Explanation: 16 (positive), -12 (negative), 5 (positive), 3 (positive), 2 (positive), -5 (negative), -5 (negative), 11 (positive), and -8 (negative) are the differences between the elements that come after each other. The subsequence [1, 17, 5, 15, 5, 16] exhibits a wiggle pattern due to the alternating positive and negative differences.

Approach: Using Dynamic Programming

The dynamic programming method uses two arrays to track the length of the longest wiggle subsequence, one during up and the other during down trends.

Here's the implementation of the dynamic programming approach of finding the longest length of wiggle subsequence:

FileName:WiggleSubsequence.java

public class WiggleSubsequence {

    public int wiggleMaxLength(int[] nums) {

        if (nums.length < 2) {

            return nums.length;

        }

        int[] up = new int[nums.length];

        int[] down = new int[nums.length];

        up[0] = down[0] = 1; 

                for (int i = 1; i < nums.length; i++) {

            // If the current number is greater than the previous number, the trend is up

            if (nums[i] > nums[i - 1]) {

                // Extend the up trend by one element, considering the previous element was in a down trend

                up[i] = down[i - 1] + 1;

                down[i] = down[i - 1]; 

            } 

            // If the current number is less than the previous number, the trend is down

            else if (nums[i] < nums[i - 1]) {

                                down[i] = up[i - 1] + 1;

                up[i] = up[i - 1]; // Keep the up length the same

            } 

            // If the current number is equal to the previous number, there is no change in the trend

            else {

                up[i] = up[i - 1];

                down[i] = down[i - 1];

            }

        }

        return Math.max(up[nums.length - 1], down[nums.length - 1]);

    }

    public static void main(String args[]) {

        int[] nums = {1, 7, 4, 9, 2, 5};

        WiggleSubsequence solution = new WiggleSubsequence();

        System.out.println("Length of the longest wiggle subsequence: " + solution.wiggleMaxLength(nums));

    }

}

Output:

Length of the longest wiggle subsequence: 6

Complexity analysis: The dynamic programming approach has a linear time and space complexity of O(n) due to the time complexity of initializing two arrays of length `n` and the time complexity of iterating through the input sequence once, considering each element.
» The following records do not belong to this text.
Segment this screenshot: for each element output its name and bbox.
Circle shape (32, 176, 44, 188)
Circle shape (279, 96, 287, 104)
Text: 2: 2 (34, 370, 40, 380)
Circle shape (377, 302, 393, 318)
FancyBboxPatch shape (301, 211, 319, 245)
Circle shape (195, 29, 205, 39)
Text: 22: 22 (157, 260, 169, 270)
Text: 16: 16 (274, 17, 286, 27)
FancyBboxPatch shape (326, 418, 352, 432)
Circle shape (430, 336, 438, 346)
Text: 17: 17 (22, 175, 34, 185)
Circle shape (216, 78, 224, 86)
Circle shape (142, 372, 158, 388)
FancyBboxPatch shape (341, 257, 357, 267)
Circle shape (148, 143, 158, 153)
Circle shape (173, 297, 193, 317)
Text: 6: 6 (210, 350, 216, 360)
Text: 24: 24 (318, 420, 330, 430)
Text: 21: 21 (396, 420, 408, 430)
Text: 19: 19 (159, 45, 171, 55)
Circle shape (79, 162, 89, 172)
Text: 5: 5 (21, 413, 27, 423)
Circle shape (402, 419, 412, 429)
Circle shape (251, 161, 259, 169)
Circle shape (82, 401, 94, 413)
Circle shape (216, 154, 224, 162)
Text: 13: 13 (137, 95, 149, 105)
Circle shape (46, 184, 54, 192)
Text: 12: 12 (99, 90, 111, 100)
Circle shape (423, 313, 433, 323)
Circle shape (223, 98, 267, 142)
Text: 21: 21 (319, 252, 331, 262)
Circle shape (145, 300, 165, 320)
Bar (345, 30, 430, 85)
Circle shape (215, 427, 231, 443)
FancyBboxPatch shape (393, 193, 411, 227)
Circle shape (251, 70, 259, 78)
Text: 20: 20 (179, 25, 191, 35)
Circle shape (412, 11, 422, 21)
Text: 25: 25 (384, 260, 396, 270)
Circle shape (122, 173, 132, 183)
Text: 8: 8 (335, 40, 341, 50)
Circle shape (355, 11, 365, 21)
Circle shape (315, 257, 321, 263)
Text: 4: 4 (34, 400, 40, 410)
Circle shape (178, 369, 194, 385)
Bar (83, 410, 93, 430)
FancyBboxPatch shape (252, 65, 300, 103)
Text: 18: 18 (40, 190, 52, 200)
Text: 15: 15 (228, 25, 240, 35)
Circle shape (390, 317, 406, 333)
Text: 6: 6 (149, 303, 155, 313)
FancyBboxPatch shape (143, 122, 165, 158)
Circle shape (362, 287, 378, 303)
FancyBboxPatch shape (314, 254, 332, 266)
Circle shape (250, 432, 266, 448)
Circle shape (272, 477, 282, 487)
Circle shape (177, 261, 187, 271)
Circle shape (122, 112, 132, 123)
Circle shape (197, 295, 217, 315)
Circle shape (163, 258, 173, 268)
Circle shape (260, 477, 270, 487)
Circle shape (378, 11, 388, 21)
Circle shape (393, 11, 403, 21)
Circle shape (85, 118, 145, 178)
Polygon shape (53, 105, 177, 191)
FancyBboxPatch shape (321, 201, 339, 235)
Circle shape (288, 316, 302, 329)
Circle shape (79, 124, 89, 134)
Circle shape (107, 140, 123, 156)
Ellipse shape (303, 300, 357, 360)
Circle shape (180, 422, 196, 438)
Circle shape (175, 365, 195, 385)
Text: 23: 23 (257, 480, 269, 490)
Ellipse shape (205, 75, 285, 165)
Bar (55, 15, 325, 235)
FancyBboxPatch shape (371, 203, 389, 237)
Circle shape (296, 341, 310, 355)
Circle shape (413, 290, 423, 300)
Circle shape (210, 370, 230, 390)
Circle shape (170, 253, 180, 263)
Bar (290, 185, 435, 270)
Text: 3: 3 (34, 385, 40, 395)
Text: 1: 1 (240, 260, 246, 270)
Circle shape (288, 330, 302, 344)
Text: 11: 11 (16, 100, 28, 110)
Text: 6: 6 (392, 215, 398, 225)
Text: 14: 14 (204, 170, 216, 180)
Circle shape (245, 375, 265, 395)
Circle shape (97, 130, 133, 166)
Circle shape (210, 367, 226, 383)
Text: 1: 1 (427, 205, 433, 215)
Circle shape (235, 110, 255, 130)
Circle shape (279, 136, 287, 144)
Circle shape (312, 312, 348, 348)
The total space complexity is O(n) for the additional array.

Using Optimized Approach

An optimized approach to finding the length of the longest wiggle subsequence involves initializing two variables, up and down, to track the last element and its direction. It reduces space complexity compared to storing the entire subsequence. Iterating through the input sequence, the length of the longest wiggle subsequence is determined by the maximum value between up and down, considering the previous element's up or down trend.

Here's the implementation of an optimized approach to find the length of the longest wiggle subsequence:

FileName:WiggleSubsequence1.java

public class WiggleSubsequence1 {

    public int wiggleMaxLength(int[] nums) {

               if (nums.length < 2) {

            return nums.length;

        }

               int up = 1, down = 1;

                for (int i = 1; i < nums.length; i++) {

            // Check if the current element is greater than the previous element

            if (nums[i] > nums[i - 1]) {

                // If the current element is greater, update 'up' to be 'down + 1'

                up = down + 1;

            } 

            // Check if the current element is less than the previous element

            else if (nums[i] < nums[i - 1]) {

                down = up + 1;

            }

                    }

        return Math.max(up, down);

    }

    public static void main(String args[]) {

        int[] nums = {1, 7, 4, 9, 2, 5};

        WiggleSubsequence1 solution = new WiggleSubsequence1();

        System.out.println("Length of the longest wiggle subsequence: " + solution.wiggleMaxLength(nums));

    }

}

Output:

Length of the longest wiggle subsequence: 6

Complexity analysis: The optimized approach for finding the length of the longest wiggle subsequence has a time complexity of O(n) due to iterating through the input sequence and using a constant number of additional variables (up and down), and a space complexity of O(1) due to the use of additional variables.